Since their introduction in the 1980s, FPGAs have acquired other features that improve overall density. Memory blocks allow the creation of buffers and caches close to the programmable logic. These have been joined more recently by DSP engines. In many cases, the DSP engines are implemented using a building-block approach, composed of 8-bit or 16-bit units, that allows them to be combined to support higher-precision datatypes.
DSP units make FPGAs highly suitable for processing the inputs from sensors that produce large amounts of data, such as cameras, radar and other types of image sensors. A typical application is to use a combination of DSP units and logic accelerators to handle algorithms such as image warping and lighting compensation that provide more consistent inputs to machine-learning and similar functions. These functions can be coordinated by custom microprocessor cores implemented in the programmable fabric, which act as microsequencers for the different processing primitives.
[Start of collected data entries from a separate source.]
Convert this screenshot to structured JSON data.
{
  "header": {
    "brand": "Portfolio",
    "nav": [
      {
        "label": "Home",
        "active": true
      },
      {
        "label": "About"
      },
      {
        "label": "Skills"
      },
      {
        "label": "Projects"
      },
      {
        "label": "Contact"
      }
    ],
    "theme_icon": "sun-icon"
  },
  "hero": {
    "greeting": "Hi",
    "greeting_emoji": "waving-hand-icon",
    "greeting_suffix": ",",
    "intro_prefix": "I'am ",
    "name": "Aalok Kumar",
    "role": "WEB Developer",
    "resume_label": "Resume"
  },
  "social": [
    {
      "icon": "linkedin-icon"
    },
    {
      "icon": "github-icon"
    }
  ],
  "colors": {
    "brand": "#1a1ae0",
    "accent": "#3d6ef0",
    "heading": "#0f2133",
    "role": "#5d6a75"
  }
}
Leveraging GPUs, VPUs and Multi-Processing
Another option, particularly for image-processing tasks, is to employ a graphics processing unit (GPU) or vision processing unit (VPU). These contain highly parallelised DSP engines optimised for image processing. For robots that need very high levels of environmental awareness, these dedicated units may be combined with multiple CPUs – sometimes on the same chip, as a heterogeneous multi-core SoC.
The use of multi-processing can also be harnessed to improve overall reliability and safety. A problem for any computer-based design is its reliance on memory technologies that are vulnerable to ionising radiation. When ionising radiation hits the silicon substrate of an IC, it triggers a cascade of free electrons that flip the logic state of a transistor. In combinational-circuit transistors, the effect is usually transitory and captured only rarely.
However, memories and registers are more vulnerable to the change because of the way they recycle their contents to prevent stored data leaking away. Error checking and correction (ECC) codes help control the problem. The probability of a single-event upset increases with memory density, which makes it an increasing problem as these ICs continue to scale according to Moore’s Law. Also ECC may not catch all of the errors, which can lead to a program acting on incorrect data and, ultimately, a failure in control. In a robot interacting with the public, this cannot be allowed to happen.
Redundancy techniques and diverse processor design
Techniques such as redundancy deal with the problem by having individual processors check each other’s work.
The processors may be of the same type and run the same code. Checking logic compares their outputs and uses voting to determine which operation to allow or demands that operations are re-run until the processors agree.
The use of three processors with majority voting is more expensive but less intrusive, as re-running operations can incur unwanted delays. Modular redundancy can also be implemented at the gate level.
The processors in a redundant arrangement need not be identical. Some architectures have a less performant processor act as the checking engine. Rather than running the same software, it simply performs consistency checks and forces re-execution if a check fails or, in more extreme cases, a full reset.
To minimise the chances of systematic design errors creeping into the equation, duplicated processors may be designed and implemented in different ways. This is a technique used on some multi-core SoCs developed for automotive safety systems.
Architectural options for robot designers
Robot designers can now choose from a wide range of architectural options that can take them from simple designs through to highly flexible machines that can react intelligently to problems and obstructions and keep running smoothly.